Interplay between human rights and environment highlighted

Interplay between human rights and environment highlighted

Experts from home and abroad shared their insights into a wide range of topics concerning the interplay between human rights and the environment at the 2022 International Symposium on Environment, Development and Human Rights.

As the China side event for the 51st Session of the UN Human Rights Council, the online symposium on September 23 was organized by the China Society for Human Rights Studies and sponsored by the Human Rights Center of Fudan University (National Human Rights Education and Training Base) and Center for Environmental Resources and Energy Law of Fudan University.

A dozen scholars and experts from Brazil, Norway, India, Singapore, Japan, and China participated in the symposium.

Addressing the conference, Sun Xiaoxia, Director of the Human Rights Center of Fudan University, said that since ancient times there had been many philosophical reflections in China on the relationship between human beings and nature. Among which is the central Confucian and Taoist idea of tianren heyi, or harmony between nature and human beings.

Sun observed: “This is an all-encompassing and penetrating notion, traces of which are still expressed in the outlooks, attitudes and customs of Chinese today.”

Nevertheless, Sun said these concepts belong to ancient philosophers and are quite distinct from evidence-based and digitally defined scientific inquiry and the modern definition of human rights.

Since the 1970s, as the human-environment relationship has received growing attention in China, the environmental interests of human beings are increasingly perceived as part of human rights in general.

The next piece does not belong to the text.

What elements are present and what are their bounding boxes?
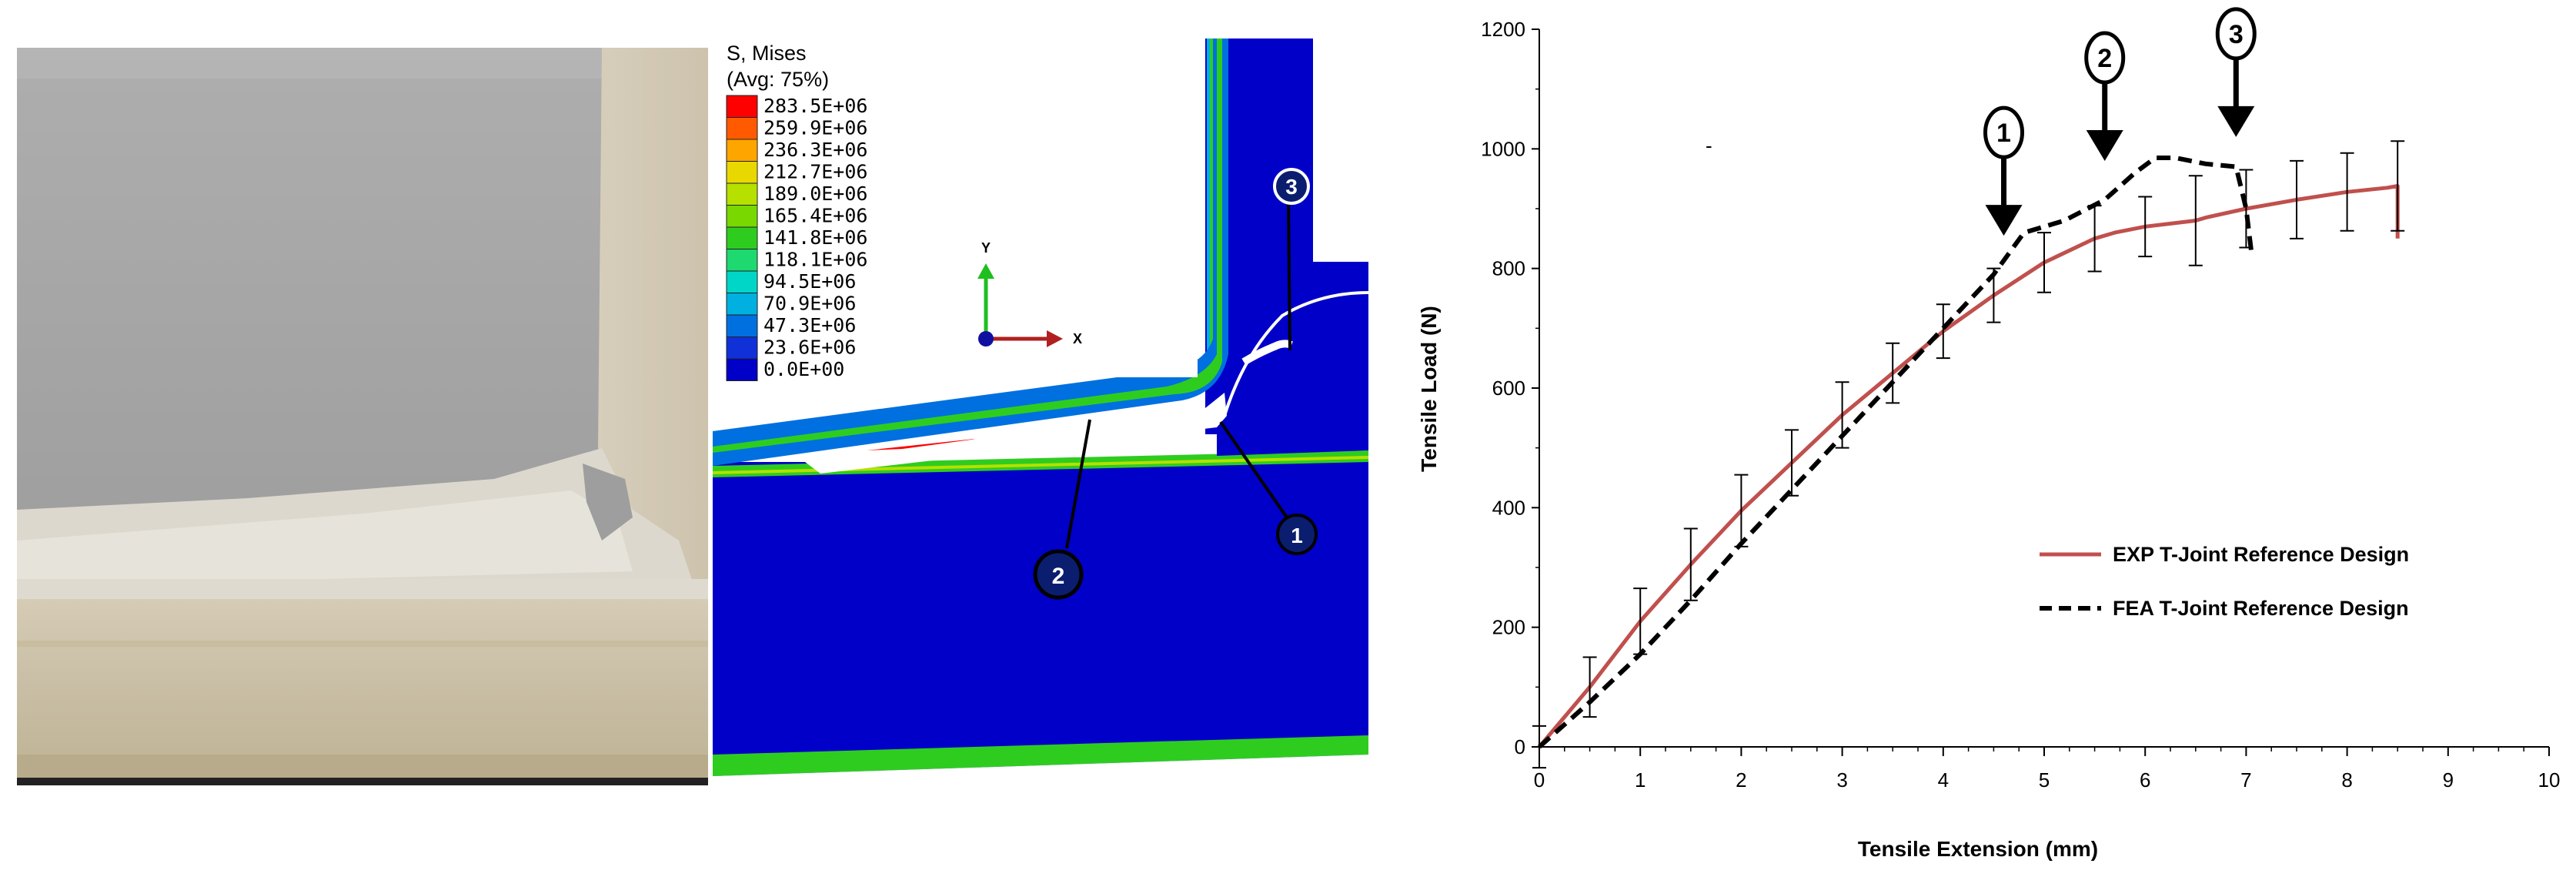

“If you inspect China today, you will find that in tackling the tensions between economic growth and the protection of environmental human rights, environmental legislation has played a major role in balancing different interests,” Sun concluded.

In May last year, 160 representatives from 27 countries participated in The World Judicial Conference on Environment in Kunming, Yunnan Province. China developed a new concept during this conference: Building a Shared Future for All Life on Earth.

The conference in Kunming stated the need to continue to deepen international cooperation and exchanges in environmental justice, coordinate efforts in the united fight against the global environmental crises, and promote Green development.

In his speech on “China's approach to promoting and protecting environmental human rights,” Tang Xianxing, Deputy Director of the Human Rights Center of Fudan University, said that in the past decade, China's stepped-up effort in environmental governance and building ecological civilization have to a significant degree promoted the development of “environmental human rights” in China.

“At a stage when Chinese constitution and laws have yet to provide specifically for relevant issues, through effective public policy and governance actions, China has effectively promoted and safeguarded Chinese citizens' environmental human rights, and herein arises the need for accounting for this,” Tang said.

To explain this, Tang adduced an NRC model, which considers national obligations, rights standards, and collaborative governance.

In her speech on “Climate Change and Human Rights,” Anna Maria Charlotta Lundberg, a professor from the University of Oslo, Norway, cited a Norwegian supreme court case, the Fosen Wind Case, to demonstrate the tensions between environmental protection and human rights.

In this case, the need to build wind farms stands against the rights of the Sami people, a minority, to engage in reindeer husbandry as a form of protected cultural practice.

She said, “in addressing climate change issues, there is the need to honour our obligations to human rights, in this case, the rights of the indigenous people and local communities.”

Amita Singh, a professor from Jawaharlal Nehru University, India, in elaborating on “How Much Land Does A Man Need? Fixing Greed to Save Planet Earth,” showed how greed, by producing greenhouse gases, led to melting glaciers, flooding, disasters, and ecological refugees, seriously compromising local people's rights to education, decent living, food, or existence.

The rising sea level, forcing an increasing number of people to move inland, made it hard for some cities to cope with the flood of migrants.

She also cited the effects of soil degradation, brought on by, among others, the seeping of toxic elements, polluting groundwater, and posing risks to the life of future generations.

The 51st regular session of the United Nations Human Rights Council (HRC51) is held in Geneva from September 12 to October 7 this year. It addresses important topics concerning the environment and human rights, with the sub-topics on human rights and toxic substances, indigenous rights and the environment, the right to work, and climate change, among other issues.